In my case, the name Nina Kernicke did not immediately ring a bell, but when I noticed that she’s part, from time to time, of the Troum live line-up, my attention got caught intensively. It turns out that this German artist acts solo as All Sides, as well as under the moniker of Allseits. With Allseits, Nina did release the album Hel about six years ago, and now she returns with Chimäre, which gets released, once again, via Cyclic Law in an edition of 600 copies (8-panel digipack).

The six lengthy compositions (they clock almost seventy minutes) are inspired by mankind’s duality in our daily life. Chimäre stands for a metaphorical definition of life’s struggles and doubts, the illusion of people thinking that they construct their own lives, but as a matter of fact the truth is that desires and wishes are discordant perspectives. We are not what we think we are, and we are not what we wish to be, that’s the essence, as I comprehend it…

Nina makes use of the ‘evident’ instrumentation, i.e. (electric and acoustic) guitars and bass, and occasionally some drums / percussion and samples, in order to create a thick, multi-layered aural journey. All pieces, though coming with quite some differentiation, are rich and multi-dimensional sonic collages, created around grand layers of droning guitar melodies and hypnotic and bleak synth-riffing. Opener Drown, for example, is like an aural definition of a broken heart’s beat, like a field recording that gets described in terms of Shoegaze-injected leads and heavily-pounding bass-drones. Those trusted with the ConSouling Sounds roster must pay attention!
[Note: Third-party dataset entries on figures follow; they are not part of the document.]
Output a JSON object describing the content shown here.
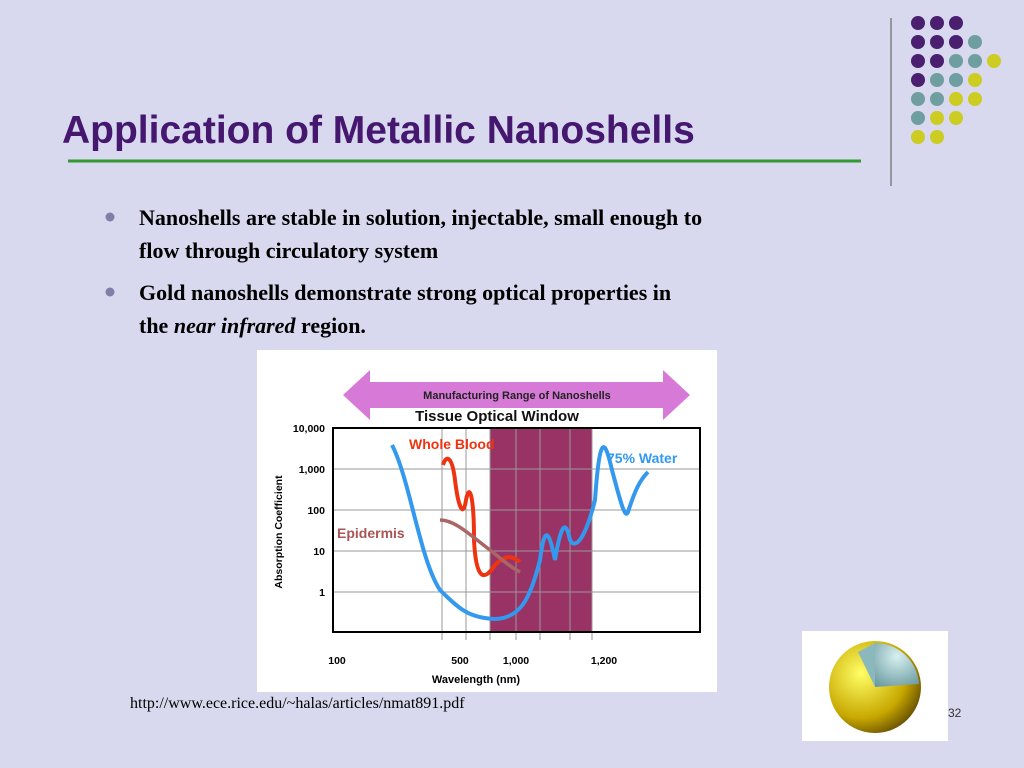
{
  "slide": {
    "title": "Application of Metallic Nanoshells",
    "bullets": [
      {
        "parts": [
          "Nanoshells are stable in solution, injectable, small enough to",
          "flow through circulatory system"
        ]
      },
      {
        "parts": [
          "Gold nanoshells demonstrate strong optical properties in",
          "the ",
          "near infrared",
          " region."
        ]
      }
    ],
    "figure": {
      "arrow_label": "Manufacturing Range of Nanoshells",
      "window_label": "Tissue Optical Window",
      "y_axis_label": "Absorption Coefficient",
      "x_axis_label": "Wavelength (nm)",
      "yticks": [
        "10,000",
        "1,000",
        "100",
        "10",
        "1"
      ],
      "xticks": [
        "100",
        "500",
        "1,000",
        "1,200"
      ],
      "curve_labels": [
        "Whole Blood",
        "75% Water",
        "Epidermis"
      ]
    },
    "source": "http://www.ece.rice.edu/~halas/articles/nmat891.pdf",
    "page_number": "32"
  }
}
I did mention ‘differentiation’ in the former paragraph. It has to do with the variety in between the different compositions. Each piece itself is quite enthralling and permanently pushing the listener to go on joining the mental travel. But the strength lies within the different emotions that are brought by every single creation on Chimäre. Ambient-soundscape Interlude for example is, in contradiction to the opener I mentioned, more introspective and tranquil, even melancholic in essence, while a piece like Monster is more industrialised, harsh, pulsating, bleak, obscure, noisy and droning, focusing probably on a nastier angle of disappointment, desolation, inner discomfort. Both examples do differ qua concept and aural approach, yet they are at least as intriguing and breath-taking as the other. And that, as a matter of fact, goes for every chapter on the album. All pieces build up, step by step, in order to channel the sonic extremism unto grand finales of Aural Art. Further on there are elements from Ritual Martial Industrial of the most obscure yet depressing kind (like long-stretched epic October, which includes nice drum patterns), or what to think about pulsating and repetitive machinery-Industrial minimalism (Sink In Sideways)…

Lately there are so many great Drone / Noise / Ambient / Industrial releases, but for sure this might be one of the best ones I came along. Cold Spring, Malignant, ConSouling Sounds, Arsenic Solaris, Frozen Light; it’s just a direction, and Cyclic Law are part of this top-series! With this release, the label once again proves its qualities!